What is the intended semantics for multiple authentication filters? It is allowed? and if so, how do they work together?
Here is an example. Suppose I have a controller class like
[BasicAuthenticator] [LocalAuthenticator] [Authorize] public class TestController : ApiController { [AllowAnonymous] public IHttpActionResult GetProduct(int id) { }
in which BasicAuthenticator and LocalAuthenticator implement the IAuthenticationFilter.
Each authenticator will get a chance to succeed. If either succeeds, it will set context.Principal to a new object with the corresponding ClaimsIdentity identifier (name, type and isAuthenticated = true).
What if the authenticator does not work? I think that he should not do anything so that another has a chance to succeed. Right?
And what if both succeed? Depending on what the second time removes the Principal created the first? Wouldn't it make sense to combine the ClaimsIdentity collections of the two main objects together?

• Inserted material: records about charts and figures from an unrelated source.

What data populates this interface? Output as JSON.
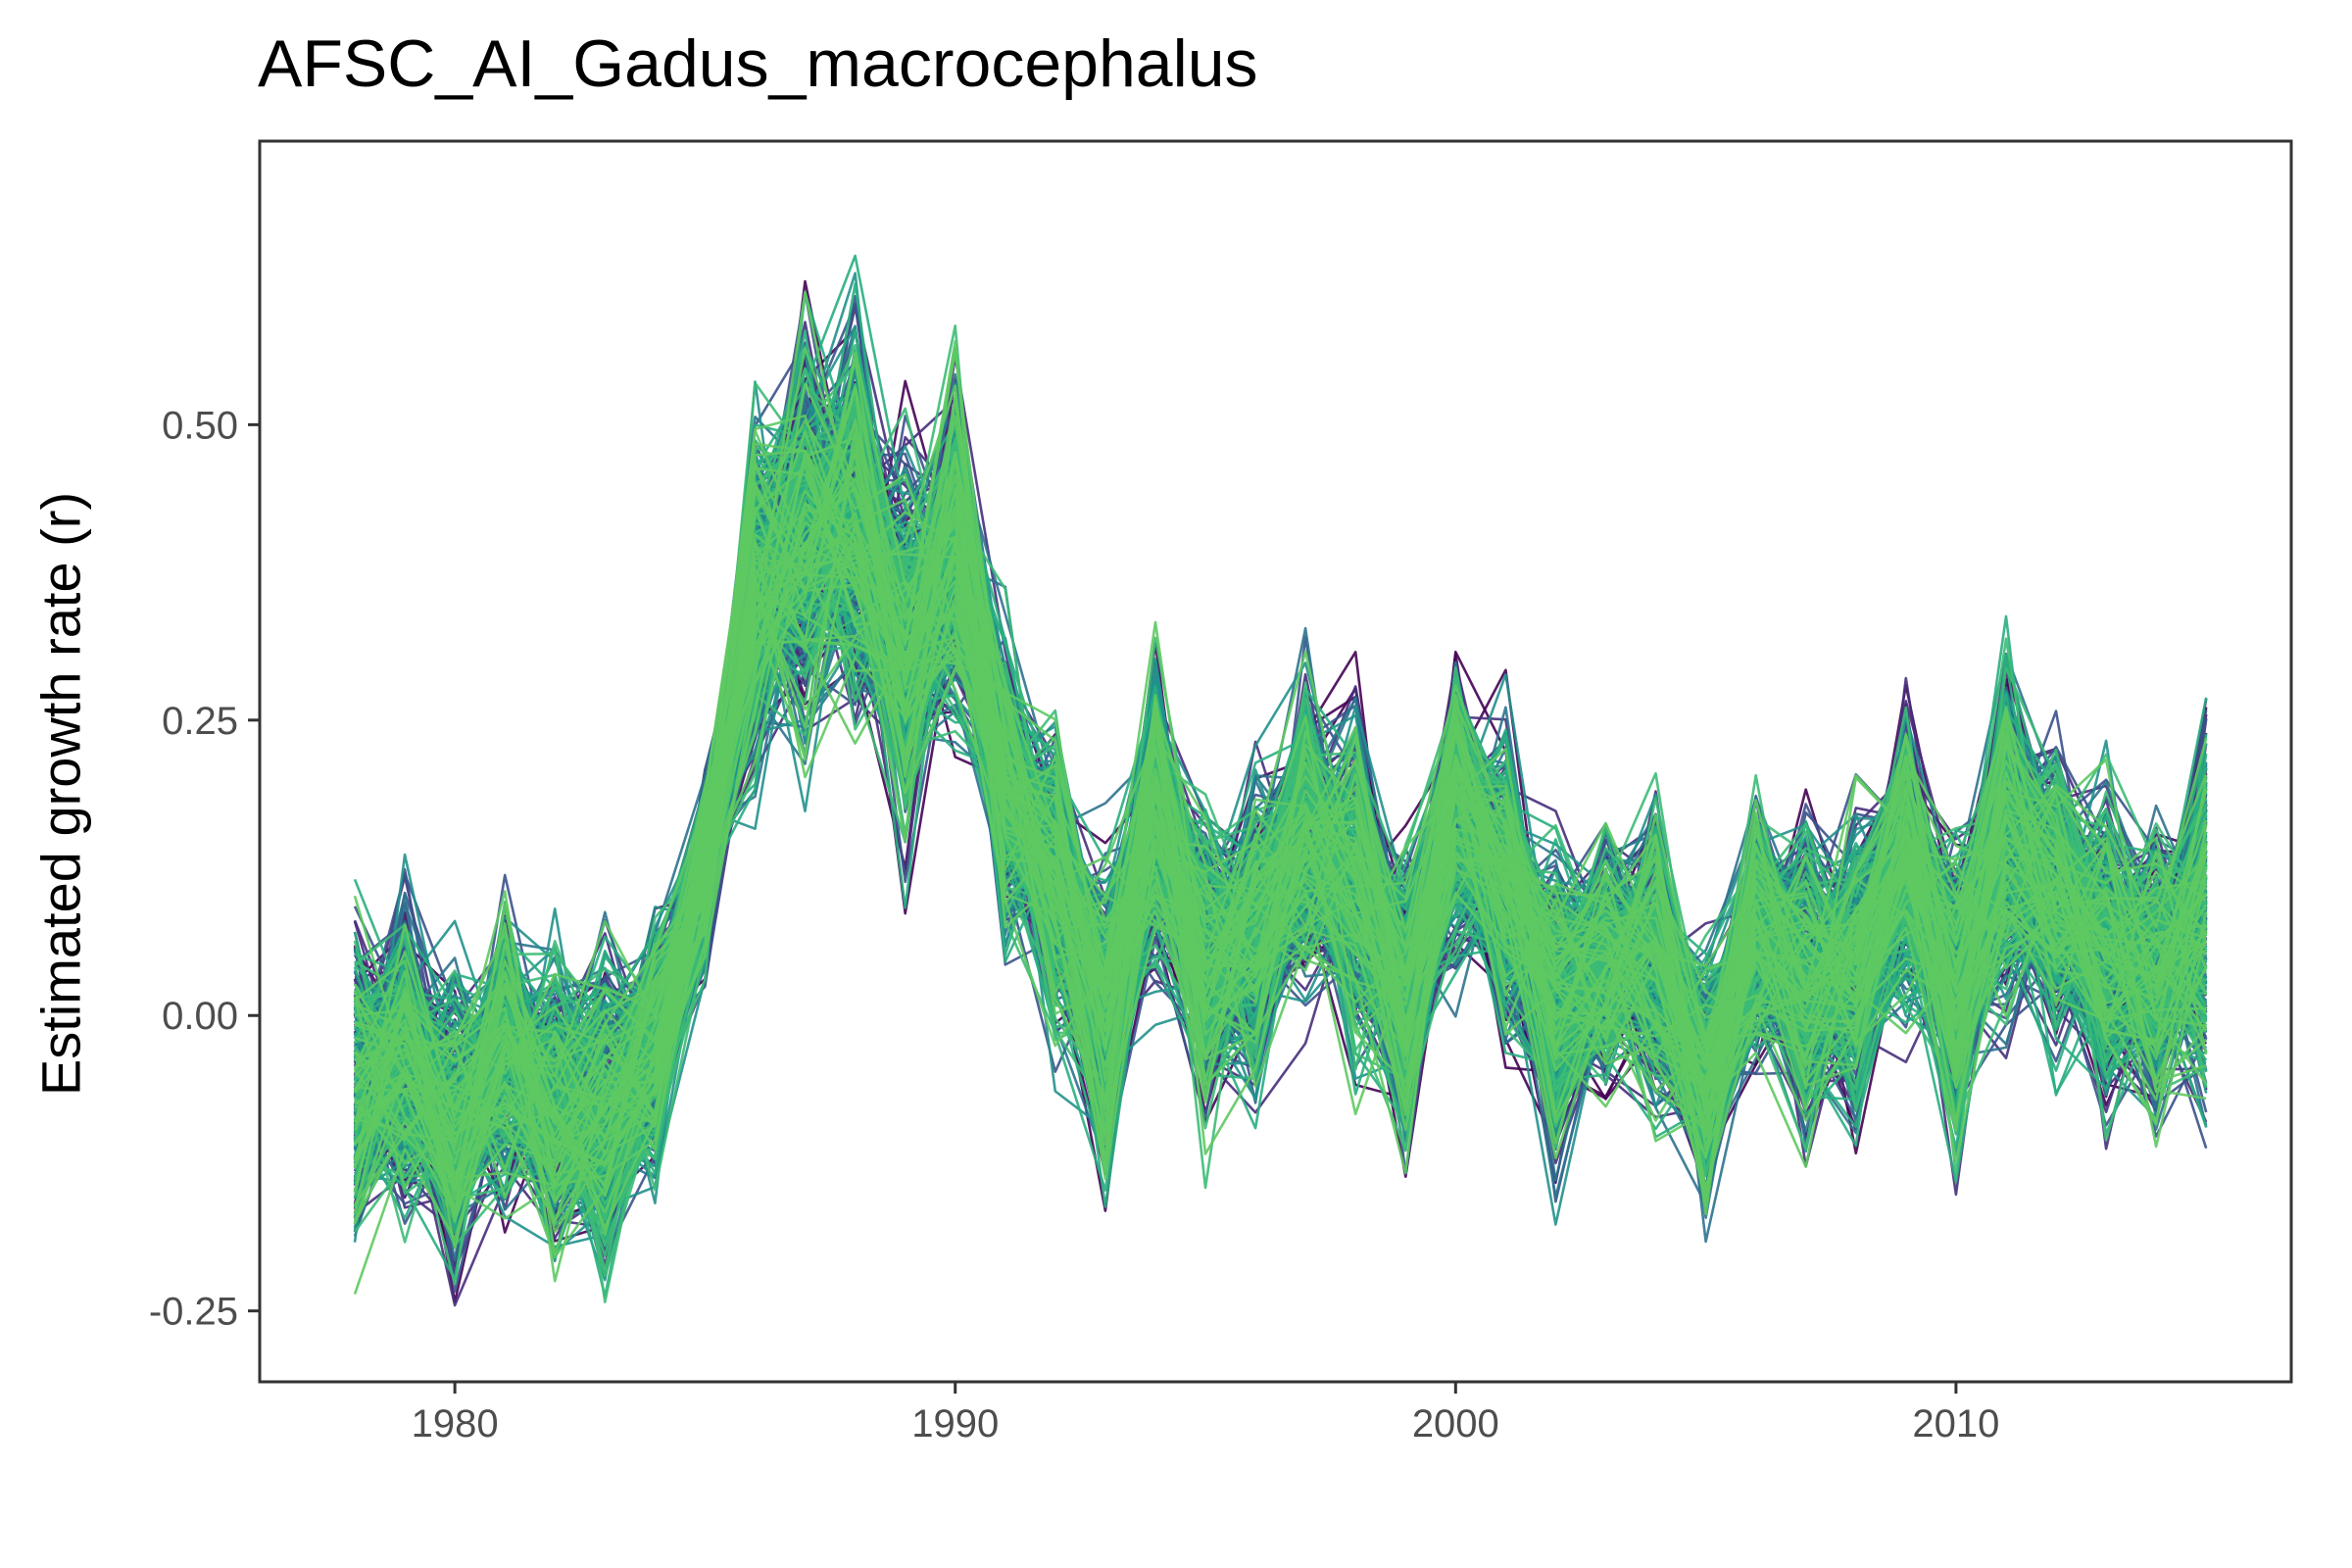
{
  "chart_data": {
    "type": "line",
    "title": "AFSC_AI_Gadus_macrocephalus",
    "xlabel": "",
    "ylabel": "Estimated growth rate (r)",
    "xlim": [
      1976.1,
      2016.7
    ],
    "ylim": [
      -0.31,
      0.74
    ],
    "x_ticks": [
      1980,
      1990,
      2000,
      2010
    ],
    "x_tick_labels": [
      "1980",
      "1990",
      "2000",
      "2010"
    ],
    "y_ticks": [
      -0.25,
      0,
      0.25,
      0.5
    ],
    "y_tick_labels": [
      "-0.25",
      "0.00",
      "0.25",
      "0.50"
    ],
    "grid": false,
    "legend": "none",
    "x": [
      1978,
      1979,
      1980,
      1981,
      1982,
      1983,
      1984,
      1985,
      1986,
      1987,
      1988,
      1989,
      1990,
      1991,
      1992,
      1993,
      1994,
      1995,
      1996,
      1997,
      1998,
      1999,
      2000,
      2001,
      2002,
      2003,
      2004,
      2005,
      2006,
      2007,
      2008,
      2009,
      2010,
      2011,
      2012,
      2013,
      2014,
      2015
    ],
    "mean_trajectory": [
      -0.06,
      -0.04,
      -0.09,
      -0.03,
      -0.08,
      -0.08,
      -0.03,
      0.12,
      0.36,
      0.4,
      0.42,
      0.31,
      0.4,
      0.19,
      0.11,
      0.0,
      0.17,
      0.04,
      0.06,
      0.15,
      0.12,
      0.02,
      0.17,
      0.11,
      0.01,
      0.05,
      0.05,
      -0.06,
      0.07,
      0.03,
      0.04,
      0.13,
      0.02,
      0.15,
      0.1,
      0.06,
      0.03,
      0.08
    ],
    "spread": [
      0.06,
      0.06,
      0.06,
      0.06,
      0.06,
      0.06,
      0.05,
      0.04,
      0.07,
      0.08,
      0.09,
      0.08,
      0.07,
      0.06,
      0.06,
      0.06,
      0.06,
      0.06,
      0.06,
      0.06,
      0.07,
      0.06,
      0.06,
      0.06,
      0.06,
      0.05,
      0.06,
      0.05,
      0.05,
      0.06,
      0.06,
      0.06,
      0.06,
      0.07,
      0.06,
      0.06,
      0.06,
      0.07
    ],
    "n_series": 400,
    "palette": [
      "#440154",
      "#472D7B",
      "#3B528B",
      "#2C728E",
      "#21918C",
      "#28AE80",
      "#3CBB75",
      "#5EC962"
    ]
  }
}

If the authenticator fails, it should not do anything, right? Because another authenticator may succeed. The semantics of the presence of two authenticators is that the action will be performed, if one of them succeeds, correct?
I think that the Authorize class will look at all ClaimsIdentity in the main, and if any ClaimsIdentity has "isAuthenticated = true", then it will allow the controller action to start. Otherwise, it will set status = 401. This seems to work. It is right?
The purpose of [AllowAnonymous] is to disable all other authorization filters, fix it? The controller (or method of action) is decorated with [AllowAnonymous] , then I assume that it should always start, even if authentication fails. It is right?